A Pyeongchang, 322 athlètes venus de 82 pays différents vont participer aux épreuves de ski alpin, des proportions qui s'élèvent à 313 sportifs et 65 nations en ski de fond. L'universalité des JO d'hiver passe donc par le gonflement jusqu'à l'absurde du nombre de pays participants dans ces deux sports, au gré d'invitations et de qualifications complaisantes, et au détriment d'une sélection de haut niveau qu'implique, quand même, le rendez-vous olympique. Mardi, l'Equipe racontait l'histoire improbable du Tongien Pita Taufatofua, qualifié en ski de fond alors qu'il en a fait pour la première fois il y a trois mois. Un cas extrême qui fait sourire, mais loin d'être isolé.

Classement des médailles ou classement du PIB ?

Car la réalité du ski alpin comme du ski de fond, dans leur routine hiver après hiver, est beaucoup plus prosaïque : une dizaine de nations majeures, une dizaine d’autres qui tentent d’exister voire de rivaliser, et rideau. Un constat qui ressurgit de façon spectaculaire si, au-delà de la liste des 92 délégations présentes à Pyeongchang, on se penche sur le nombre d’athlètes présents dans chacune d’entre elles. Vingt pays seulement se partagent plus de 80 % des quelque 3 000 sportifs conviés à l’événement sud-coréen. Et plus d’un athlète sur quatre qualifiés pour ces JO est canadien, suisse, russe ou américain. Que des nations prospères, ce que confirme la suite du classement des délégations les plus nombreuses (Allemagne, Japon, Italie, Corée du Sud, Suède, Norvège, France, etc.), aux airs de classement mondial du PIB par habitant.
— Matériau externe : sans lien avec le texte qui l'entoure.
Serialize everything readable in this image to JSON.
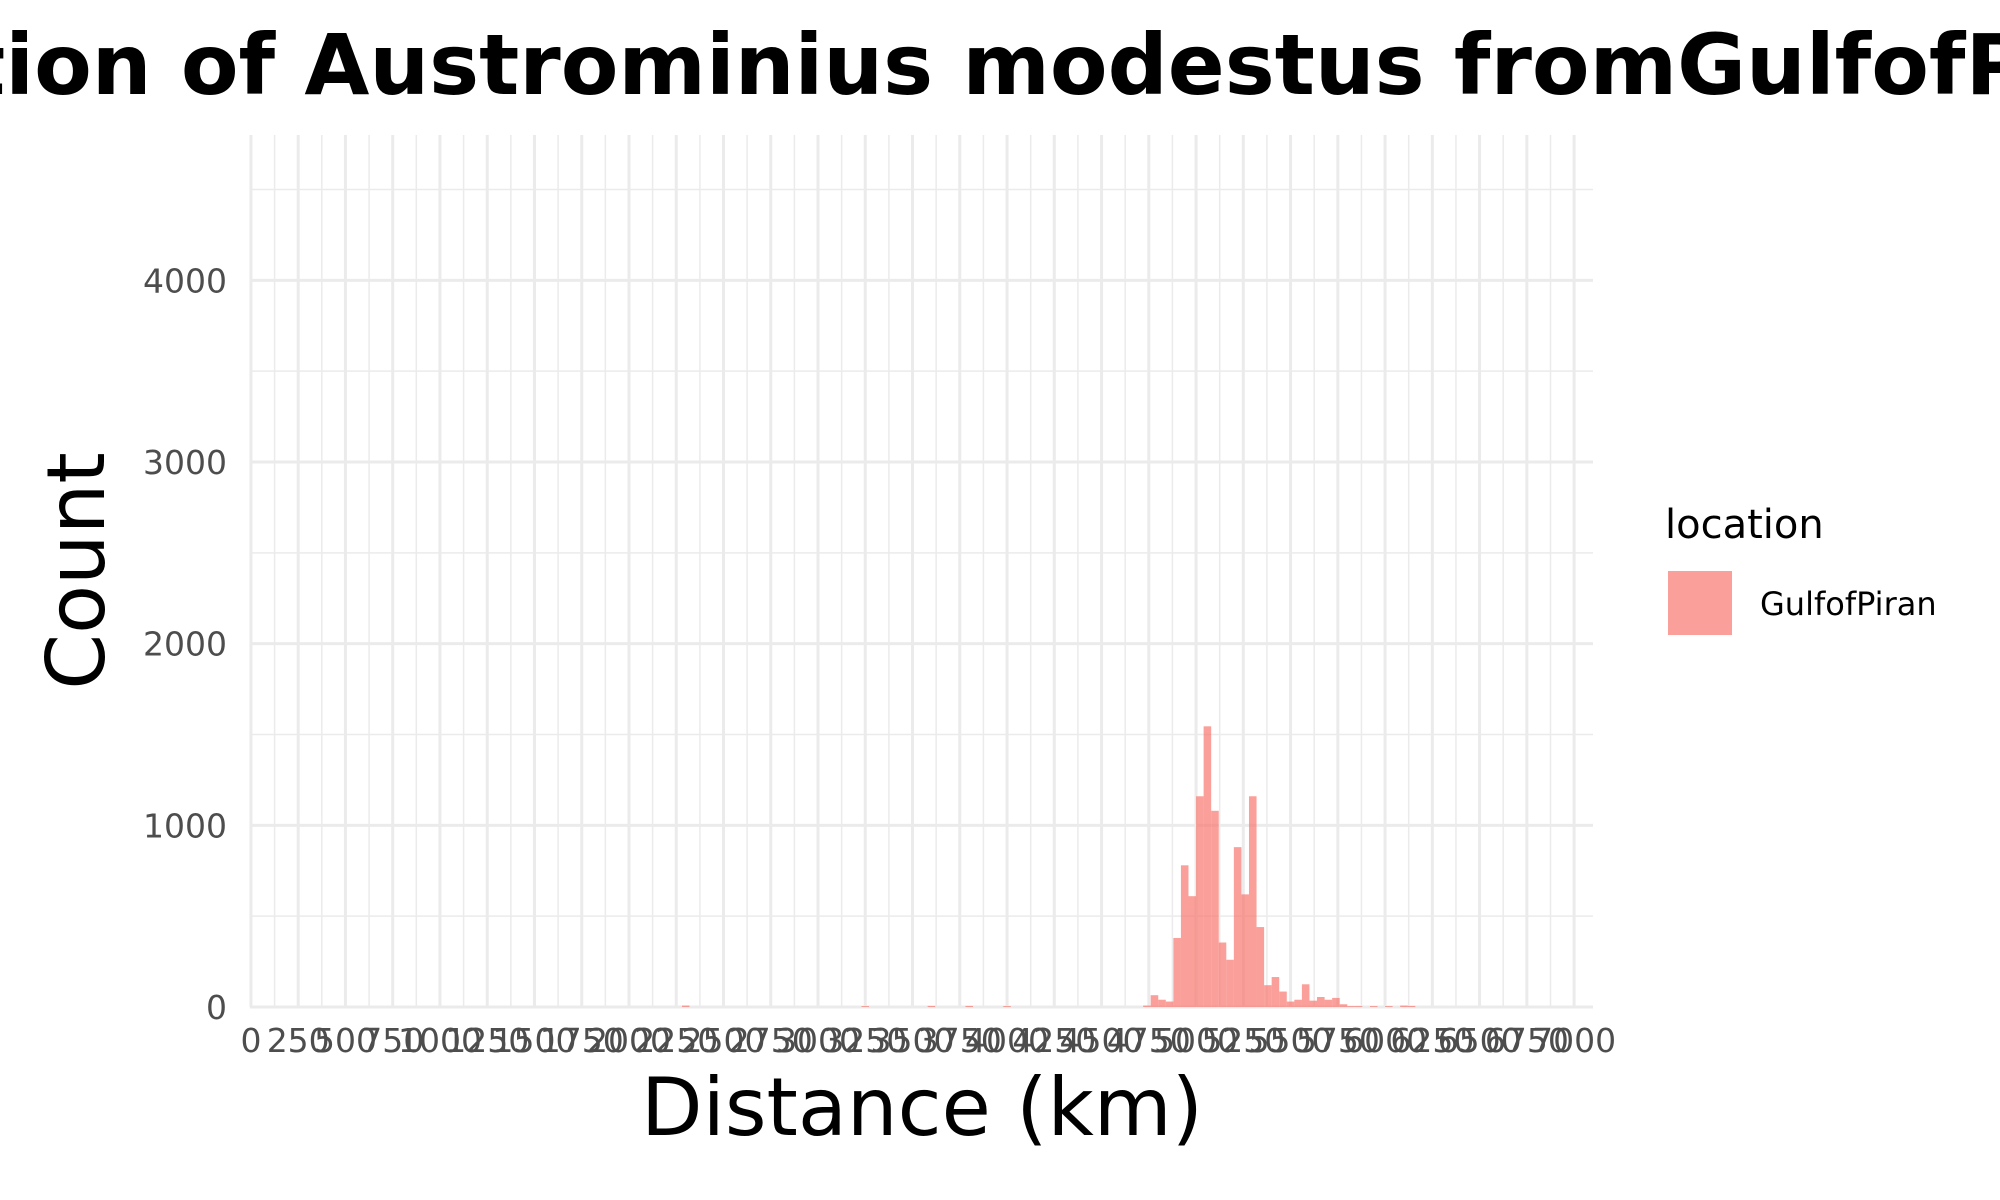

Les JO d’hiver sont donc avant tout des Jeux de pays riches, plutôt que de pays de montagne et de neige (le Royaume-Uni aligne huit fois plus de concurrents que le Chili), et s’il fallait encore se convaincre de leur non-universalité, il suffit de se pencher sur le tableau des médailles. A Rio, aux derniers Jeux d’été, 86 nations avaient remporté au minimum une breloque, soit un peu moins de la moitié des délégations engagées. Aux derniers Jeux d’hiver, il y a quatre ans à Sotchi, le tableau des médailles avait affiché un record de 26 pays, total que les JO d’été ont toujours dépassé depuis… 1920. Car en dépit des efforts du CIO pour multiplier le nombre de pays participants et d’épreuves à son raout hivernal, seul un pays sur trois ramène au moins une médaille des Jeux d’hiver depuis trente ans. Et c’est moins qu’avant.